Bauman, undeterred, then subsequently submitted the petition to the council at their May meeting, which the rest of the council summarily rejected, claiming it did not conform to state statute. More importantly, they did not allow Bauman to correct the error they claimed the petition had, thus killing the petition. The municipal government then went on its merry way and began work on putting the election for Bauman and Strub's seats on the ballot for this year.

The issue went to court and a Ramsey County judge ruled on the matter this week. We'll discuss what happened in greater detail tomorrow, but let's just say this -- it didn't go well for the City Council.

3 comments:

R.A. Crankbait said...

There is similar craziness with Lake Elmo's City Council. The PiPress (I believe) even wrote about how "dysfunctional" the Council is, with 3 female members voting in lockstep against the two male members. The article seemed to want to take the position that the minority were the unreasonable ones, but all the quotes about staff and administrators leaving were pointed at the behavior of the 3. I'm glad I don't live there. I don't think it's strictly liberal/conservative or male/female; my guess the root is a dichotomy between long-term residents of LE and the newcomers, and different ideas of what they want the community to be.

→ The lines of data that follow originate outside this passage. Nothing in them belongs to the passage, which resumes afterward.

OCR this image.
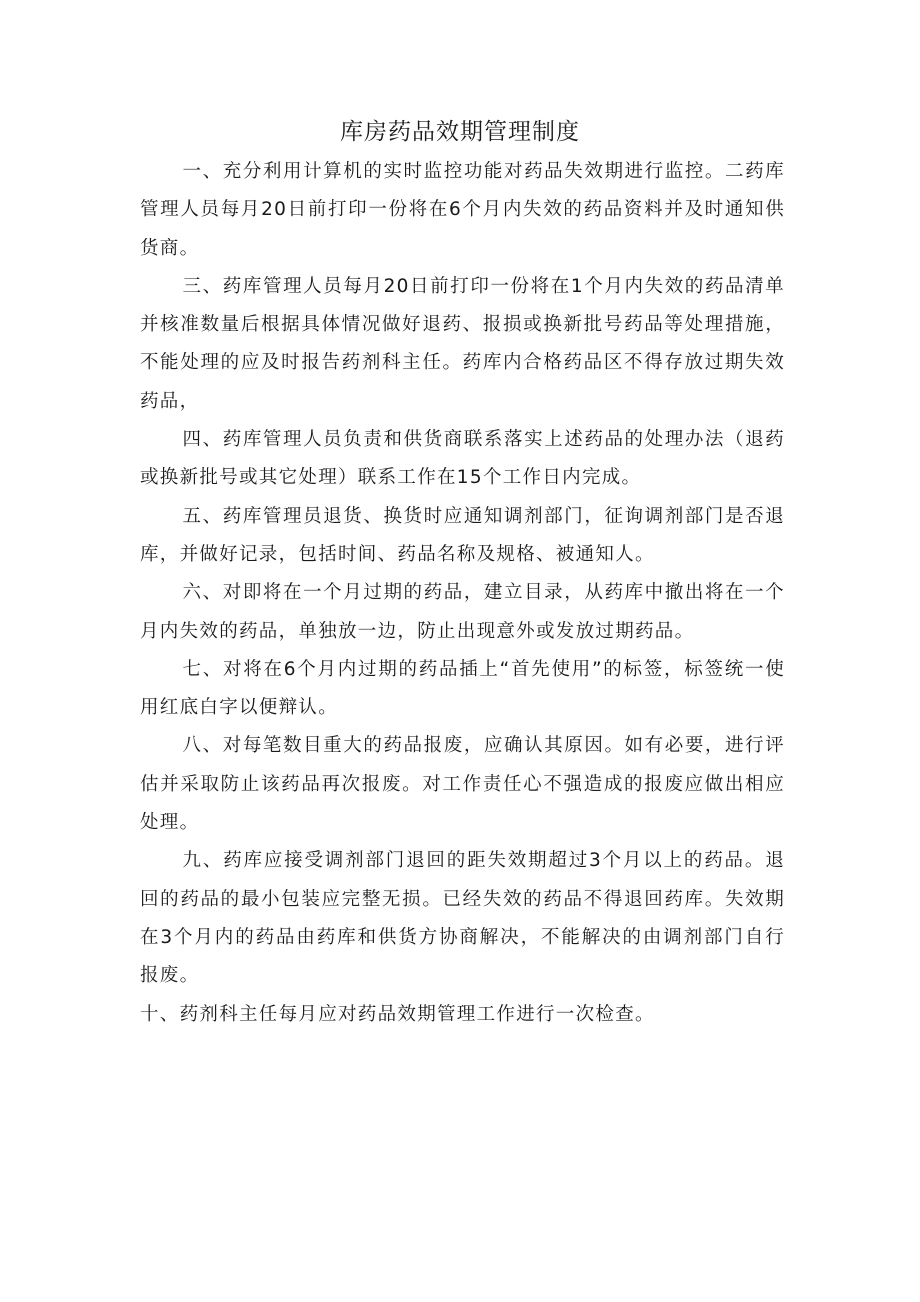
库房药品效期管理制度

一、充分利用计算机的实时监控功能对药品失效期进行监控。二药库管理人员每月20日前打印一份将在6个月内失效的药品资料并及时通知供货商。

三、药库管理人员每月20日前打印一份将在1个月内失效的药品清单并核准数量后根据具体情况做好退药、报损或换新批号药品等处理措施，不能处理的应及时报告药剂科主任。药库内合格药品区不得存放过期失效药品，

四、药库管理人员负责和供货商联系落实上述药品的处理办法（退药或换新批号或其它处理）联系工作在15个工作日内完成。

五、药库管理员退货、换货时应通知调剂部门，征询调剂部门是否退库，并做好记录，包括时间、药品名称及规格、被通知人。

六、对即将在一个月过期的药品，建立目录，从药库中撤出将在一个月内失效的药品，单独放一边，防止出现意外或发放过期药品。

七、对将在6个月内过期的药品插上“首先使用”的标签，标签统一使用红底白字以便辩认。

八、对每笔数目重大的药品报废，应确认其原因。如有必要，进行评估并采取防止该药品再次报废。对工作责任心不强造成的报废应做出相应处理。

九、药库应接受调剂部门退回的距失效期超过3个月以上的药品。退回的药品的最小包装应完整无损。已经失效的药品不得退回药库。失效期在3个月内的药品由药库和供货方协商解决，不能解决的由调剂部门自行报废。

十、药剂科主任每月应对药品效期管理工作进行一次检查。
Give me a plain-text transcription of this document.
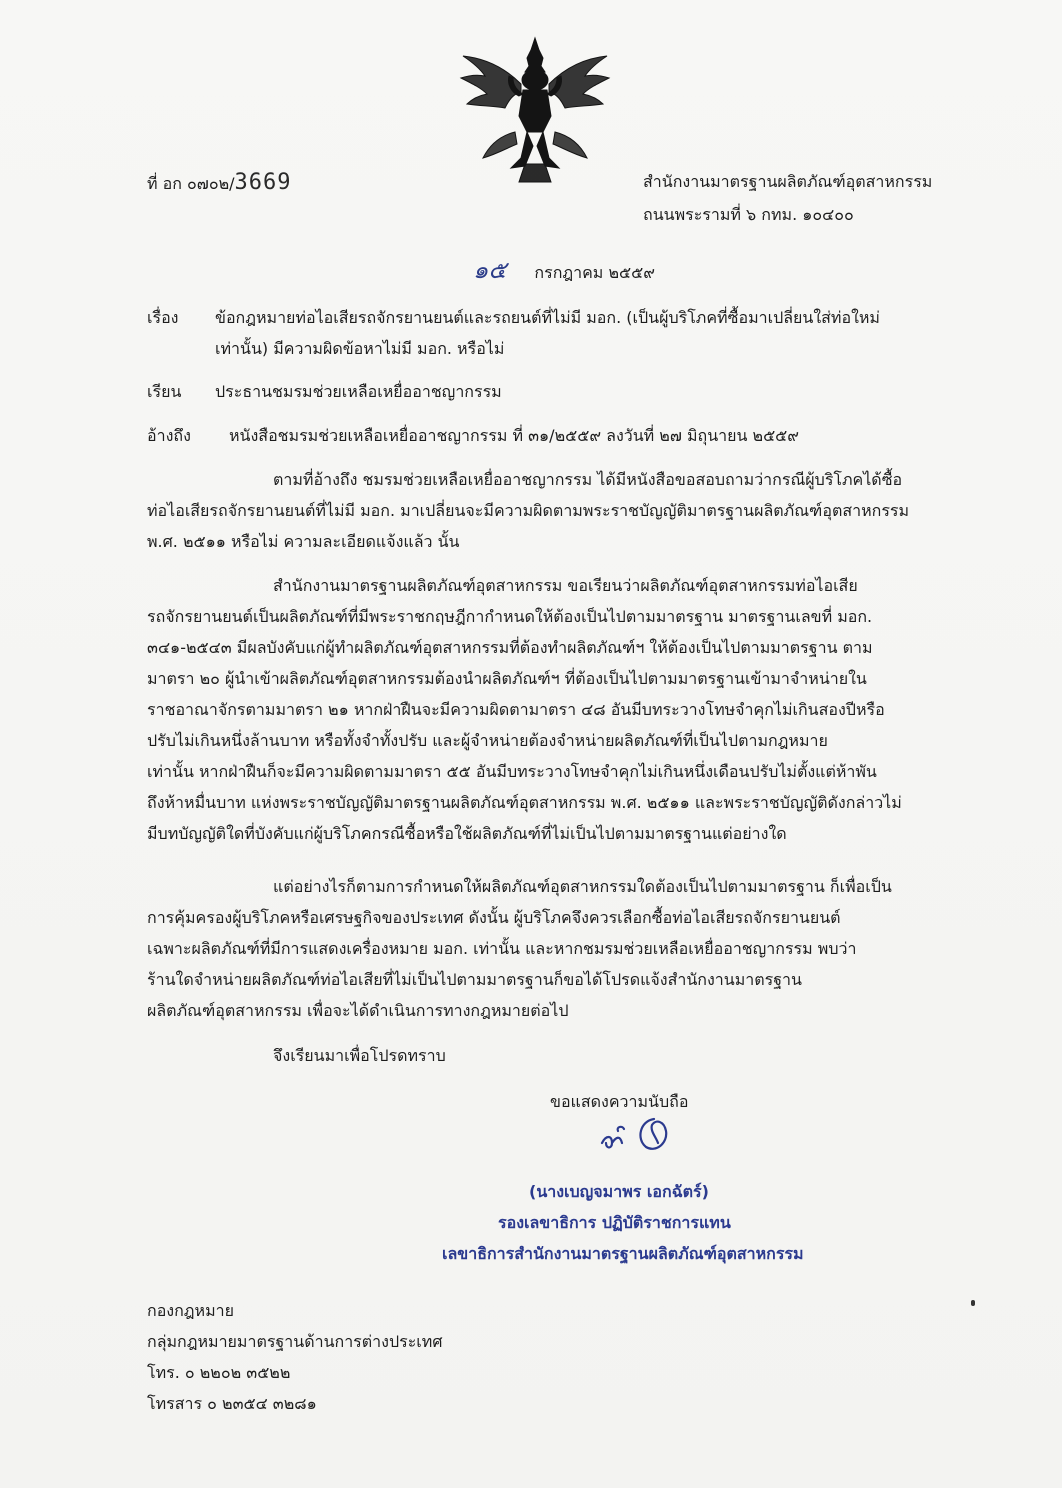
ที่ อก ๐๗๐๒/3669	สำนักงานมาตรฐานผลิตภัณฑ์อุตสาหกรรม
ถนนพระรามที่ ๖ กทม. ๑๐๔๐๐
๑๕ กรกฎาคม ๒๕๕๙
เรื่อง ข้อกฎหมายท่อไอเสียรถจักรยานยนต์และรถยนต์ที่ไม่มี มอก. (เป็นผู้บริโภคที่ซื้อมาเปลี่ยนใส่ท่อใหม่
เท่านั้น) มีความผิดข้อหาไม่มี มอก. หรือไม่
เรียน ประธานชมรมช่วยเหลือเหยื่ออาชญากรรม
อ้างถึง หนังสือชมรมช่วยเหลือเหยื่ออาชญากรรม ที่ ๓๑/๒๕๕๙ ลงวันที่ ๒๗ มิถุนายน ๒๕๕๙
ตามที่อ้างถึง ชมรมช่วยเหลือเหยื่ออาชญากรรม ได้มีหนังสือขอสอบถามว่ากรณีผู้บริโภคได้ซื้อ
ท่อไอเสียรถจักรยานยนต์ที่ไม่มี มอก. มาเปลี่ยนจะมีความผิดตามพระราชบัญญัติมาตรฐานผลิตภัณฑ์อุตสาหกรรม
พ.ศ. ๒๕๑๑ หรือไม่ ความละเอียดแจ้งแล้ว นั้น
สำนักงานมาตรฐานผลิตภัณฑ์อุตสาหกรรม ขอเรียนว่าผลิตภัณฑ์อุตสาหกรรมท่อไอเสีย
รถจักรยานยนต์เป็นผลิตภัณฑ์ที่มีพระราชกฤษฎีกากำหนดให้ต้องเป็นไปตามมาตรฐาน มาตรฐานเลขที่ มอก.
๓๔๑-๒๕๔๓ มีผลบังคับแก่ผู้ทำผลิตภัณฑ์อุตสาหกรรมที่ต้องทำผลิตภัณฑ์ฯ ให้ต้องเป็นไปตามมาตรฐาน ตาม
มาตรา ๒๐ ผู้นำเข้าผลิตภัณฑ์อุตสาหกรรมต้องนำผลิตภัณฑ์ฯ ที่ต้องเป็นไปตามมาตรฐานเข้ามาจำหน่ายใน
ราชอาณาจักรตามมาตรา ๒๑ หากฝ่าฝืนจะมีความผิดตามาตรา ๔๘ อันมีบทระวางโทษจำคุกไม่เกินสองปีหรือ
ปรับไม่เกินหนึ่งล้านบาท หรือทั้งจำทั้งปรับ และผู้จำหน่ายต้องจำหน่ายผลิตภัณฑ์ที่เป็นไปตามกฎหมาย
เท่านั้น หากฝ่าฝืนก็จะมีความผิดตามมาตรา ๕๕ อันมีบทระวางโทษจำคุกไม่เกินหนึ่งเดือนปรับไม่ตั้งแต่ห้าพัน
ถึงห้าหมื่นบาท แห่งพระราชบัญญัติมาตรฐานผลิตภัณฑ์อุตสาหกรรม พ.ศ. ๒๕๑๑ และพระราชบัญญัติดังกล่าวไม่
มีบทบัญญัติใดที่บังคับแก่ผู้บริโภคกรณีซื้อหรือใช้ผลิตภัณฑ์ที่ไม่เป็นไปตามมาตรฐานแต่อย่างใด
แต่อย่างไรก็ตามการกำหนดให้ผลิตภัณฑ์อุตสาหกรรมใดต้องเป็นไปตามมาตรฐาน ก็เพื่อเป็น
การคุ้มครองผู้บริโภคหรือเศรษฐกิจของประเทศ ดังนั้น ผู้บริโภคจึงควรเลือกซื้อท่อไอเสียรถจักรยานยนต์
เฉพาะผลิตภัณฑ์ที่มีการแสดงเครื่องหมาย มอก. เท่านั้น และหากชมรมช่วยเหลือเหยื่ออาชญากรรม พบว่า
ร้านใดจำหน่ายผลิตภัณฑ์ท่อไอเสียที่ไม่เป็นไปตามมาตรฐานก็ขอได้โปรดแจ้งสำนักงานมาตรฐาน
ผลิตภัณฑ์อุตสาหกรรม เพื่อจะได้ดำเนินการทางกฎหมายต่อไป
จึงเรียนมาเพื่อโปรดทราบ
ขอแสดงความนับถือ
(นางเบญจมาพร เอกฉัตร์)
รองเลขาธิการ ปฏิบัติราชการแทน
เลขาธิการสำนักงานมาตรฐานผลิตภัณฑ์อุตสาหกรรม
กองกฎหมาย
กลุ่มกฎหมายมาตรฐานด้านการต่างประเทศ
โทร. ๐ ๒๒๐๒ ๓๕๒๒
โทรสาร ๐ ๒๓๕๔ ๓๒๘๑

Not germane to New Brighton, of course, but I bring it up as a sign that, if all politics is local, things are really heating up at the local level. Most folks are content to know very little about their local government. I couldn't name more than two members of my community's council, and I'd be hesitant to bet on the mayor's name. I'm wondering if these types of donnybrooks are becoming more common, and what this could mean for local elections.

Mr. D said...

It is germane to New Brighton in a way — it's too easy for personalities become a factor.

Gina Bauman is a friend of mine, so I'm doing my best to be objective about what's been happening, but it's tough to be objective given how petty the others on the council have been acting, along with the city manager, who is (imho) a particularly nasty piece of work. The censure move against Gina was particularly egregious and is now lying in ruins, based on the judge's decision I'll be writing about tomorrow.

Mr. D said...

Actually, I have completed the work today, so I will be posting part two of this series this evening.